Сарайкин в сердцах бросил на стол письма и фотографии, захваченные у немцев, которые рассматривал, и отошел в тень:
— Я не даю согласия на отход, потому как не желаю вместе с тобой стоять в нательной рубахе у стенки. Вот где стоим, тут и умирать будем.
— Игорь Николаевич, родной мой, — взяв себя в руки, Заварухин успокоился. — Игорь Николаевич, в тылу у нас немцы, завтра утром они бросят на нас еще три — четыре танка и расстреляют нас, как воробьев. Мы не должны допустить этого. Слышите?

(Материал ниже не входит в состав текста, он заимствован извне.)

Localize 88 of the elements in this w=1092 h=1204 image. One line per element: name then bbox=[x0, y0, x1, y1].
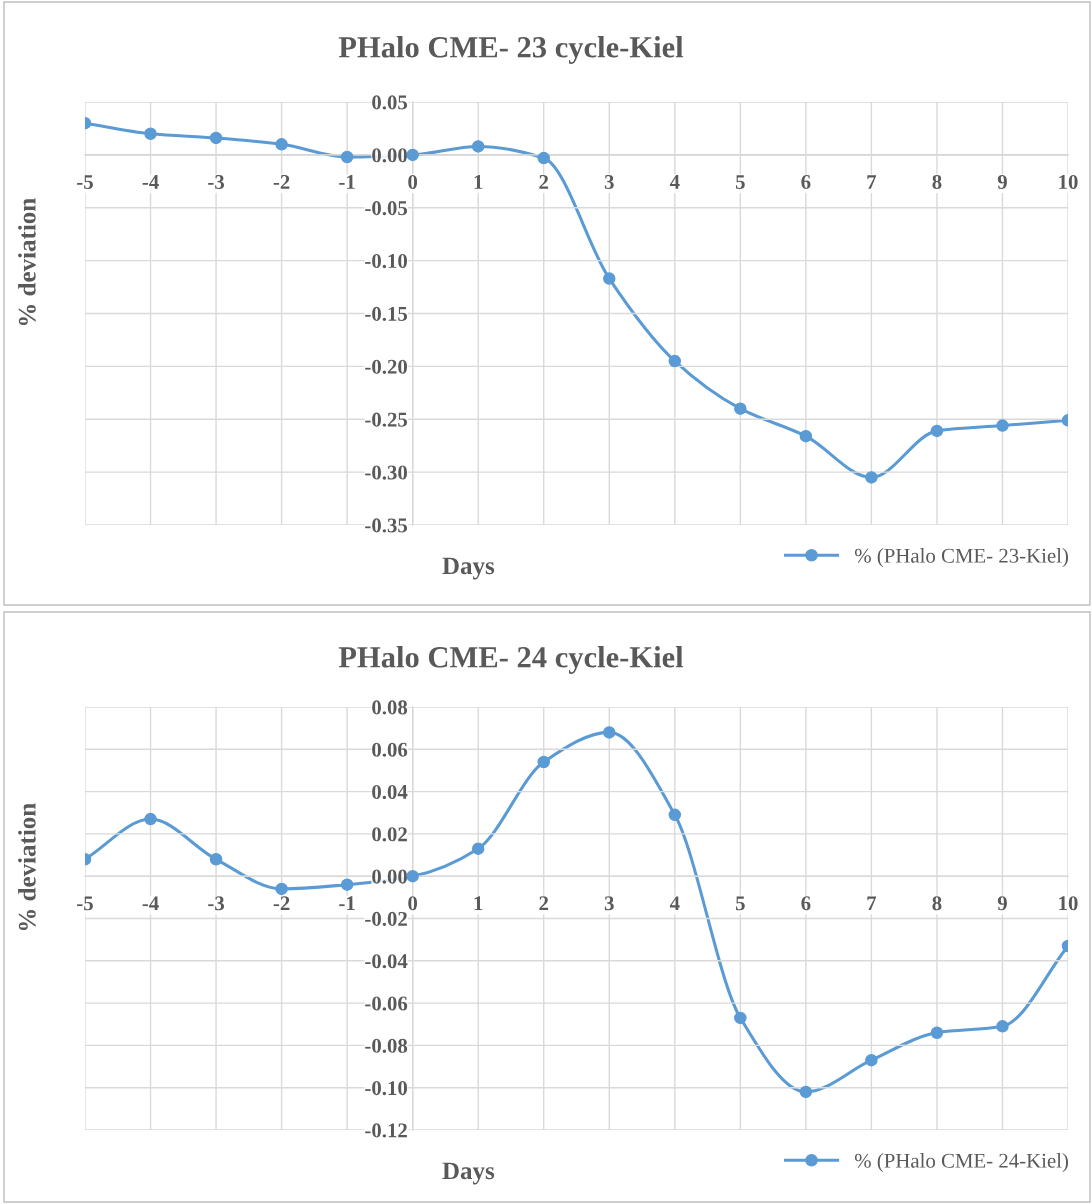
x-tick-label: -1 bbox=[339, 175, 355, 189]
x-tick-label: -5 bbox=[77, 175, 93, 189]
y-tick-label: 0.00 bbox=[372, 869, 408, 884]
x-tick-label: 9 bbox=[997, 896, 1007, 911]
x-tick-label: -3 bbox=[208, 174, 225, 189]
x-tick-label: 7 bbox=[867, 175, 877, 189]
x-tick-label: 6 bbox=[801, 174, 811, 189]
y-tick-label: -0.10 bbox=[365, 254, 408, 269]
x-tick-label: 2 bbox=[539, 896, 549, 911]
x-tick-label: -2 bbox=[273, 174, 290, 189]
point bbox=[209, 853, 223, 866]
x-tick-label: 9 bbox=[997, 174, 1007, 189]
y-tick-label: -0.04 bbox=[365, 954, 408, 969]
x-tick-label: -4 bbox=[142, 175, 159, 189]
y-tick-label: -0.12 bbox=[365, 1123, 407, 1138]
x-tick-label: 8 bbox=[932, 174, 942, 189]
point bbox=[144, 812, 157, 826]
point bbox=[865, 471, 878, 484]
point bbox=[471, 140, 485, 153]
y-tick-label: -0.35 bbox=[365, 518, 408, 533]
x-tick-label: 4 bbox=[669, 175, 680, 189]
x-tick-label: 1 bbox=[474, 896, 483, 911]
y-axis-title: % deviation bbox=[18, 803, 36, 931]
point bbox=[471, 842, 485, 855]
point bbox=[144, 127, 157, 140]
y-tick-label: -0.25 bbox=[365, 412, 408, 427]
chart-title: PHalo CME- 24 cycle-Kiel bbox=[338, 646, 684, 674]
y-tick-label: 0.00 bbox=[372, 148, 408, 163]
point bbox=[996, 1020, 1009, 1033]
x-tick-label: 6 bbox=[801, 896, 811, 911]
point bbox=[406, 869, 419, 883]
point bbox=[734, 1011, 747, 1025]
point bbox=[537, 755, 550, 769]
x-tick-label: 2 bbox=[539, 174, 549, 189]
y-tick-label: 0.04 bbox=[372, 784, 408, 800]
point bbox=[603, 726, 616, 739]
x-tick-label: 1 bbox=[474, 175, 483, 189]
point bbox=[930, 424, 944, 438]
point bbox=[668, 808, 682, 822]
y-tick-label: -0.02 bbox=[365, 911, 407, 927]
y-tick-label: -0.08 bbox=[365, 1038, 408, 1053]
point bbox=[340, 150, 354, 164]
y-tick-label: -0.06 bbox=[365, 996, 408, 1011]
y-tick-label: -0.30 bbox=[365, 465, 408, 480]
y-tick-label: 0.06 bbox=[372, 742, 408, 757]
point bbox=[209, 131, 223, 145]
point bbox=[603, 272, 616, 285]
x-tick-label: 3 bbox=[604, 896, 614, 911]
x-tick-label: -3 bbox=[208, 896, 225, 911]
point bbox=[996, 419, 1009, 432]
y-tick-label: -0.05 bbox=[365, 201, 408, 216]
x-tick-label: -4 bbox=[142, 896, 159, 911]
x-tick-label: 5 bbox=[735, 896, 745, 911]
x-axis-title: Days bbox=[442, 1162, 495, 1185]
point bbox=[275, 882, 288, 896]
point bbox=[930, 1026, 944, 1039]
chart-title: PHalo CME- 23 cycle-Kiel bbox=[338, 36, 684, 64]
x-tick-label: 10 bbox=[1059, 896, 1078, 911]
x-tick-label: -1 bbox=[339, 896, 355, 911]
legend-label: % (PHalo CME- 24-Kiel) bbox=[854, 1153, 1068, 1172]
x-tick-label: -2 bbox=[273, 896, 290, 911]
point bbox=[537, 151, 550, 165]
x-axis-title: Days bbox=[442, 557, 495, 580]
point bbox=[275, 138, 288, 151]
y-axis-title: % deviation bbox=[18, 198, 36, 326]
y-tick-label: 0.05 bbox=[372, 95, 408, 110]
point bbox=[734, 402, 747, 415]
x-tick-label: -5 bbox=[77, 896, 93, 911]
y-tick-label: -0.20 bbox=[365, 359, 408, 374]
y-tick-label: -0.10 bbox=[365, 1081, 408, 1096]
y-tick-label: 0.02 bbox=[372, 827, 407, 842]
legend-label: % (PHalo CME- 23-Kiel) bbox=[854, 548, 1068, 567]
point bbox=[340, 878, 354, 891]
y-tick-label: 0.08 bbox=[372, 700, 408, 715]
x-tick-label: 8 bbox=[932, 896, 942, 911]
x-tick-label: 5 bbox=[735, 175, 745, 189]
x-tick-label: 0 bbox=[408, 174, 418, 189]
point bbox=[406, 148, 419, 162]
x-tick-label: 7 bbox=[867, 896, 877, 911]
point bbox=[865, 1053, 878, 1067]
point bbox=[799, 429, 813, 443]
x-tick-label: 0 bbox=[408, 896, 418, 911]
x-tick-label: 10 bbox=[1059, 174, 1078, 189]
point bbox=[799, 1085, 813, 1099]
x-tick-label: 3 bbox=[604, 174, 614, 189]
y-tick-label: -0.15 bbox=[365, 306, 408, 322]
point bbox=[668, 354, 682, 368]
x-tick-label: 4 bbox=[669, 896, 680, 911]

— Да нет, Иван Григорьевич, давай подумаем хорошенько. Неужели ничего не остается, кроме бегства? Ведь это, считай, мы сами зачеркиваем все, что сделали. Ты, по–моему, устал и порешь горячку. Давай взвесим все, подумаем, успокоимся, а, Иван Григорьевич!
Заварухин понимал, что Сарайкин подозревает его в трусости, и уже поэтому не мог быть спокойным. Снова волнуясь и сердито шевеля усами, сказал Сарайкину прямо в лицо:
— Мне, комиссар, ни себя, ни тебя не жалко, и отдаю полный отчет: за отход без приказа обоих поставят к стенке — и к чертовой матери. А люди останутся живы и пригодятся Родине. Как человек, отвечающий за боевое состояние полка, со всей ответственностью заявляю: полк не только к обороне, по даже к самозащите не способен. Все. Сейчас придут командиры, послушай их доклады.
— Будто я знаю меньше их, — как–то весь сникнув и покачивая лобастой головой, миролюбиво сказал Сарайкин. — Я вот смотрю их карту, так по ней мы уже в волчьей яме.
— Чудной ты, комиссар. Обстановку понимаешь правильно, а на спор лезешь. Как это называется?
— Ты и меня пойми, командир. Под запал, слушай, душа горит всыпать еще немцам под этой деревенькой, хотя они и так уже будут помнить ее. Может, потому и кажется неоправданным отход с отвоеванных позиций. Стали бы держать и под запал еще держали бы.
— Все под запал да под запал. Мне и без того жалуются, что лихачествуешь, под пули кидаешься. А ведь это не первый долг комиссара. Кто сказал? Да хоть бы кто.
— Пошли ты его к черту. В распадке немцы накапливаются, вот они, рукой подать, слышно, кричат, вино пьют, сигаретным дымом наносит, а наши сидят и ждут их. Говорю ротному, прихлопнуть их надо как в мышеловке. Ни ротный, ни взводный ни гугу. А ну, говорю, держись за мной, кто посмелей.
— И ты считаешь, это верно?
— Мне, Иван Григорьевич, жить в полку и воевать, а потому я должен знать всех и меня должны знать. Пусть этот ротный в другой раз отмолчится!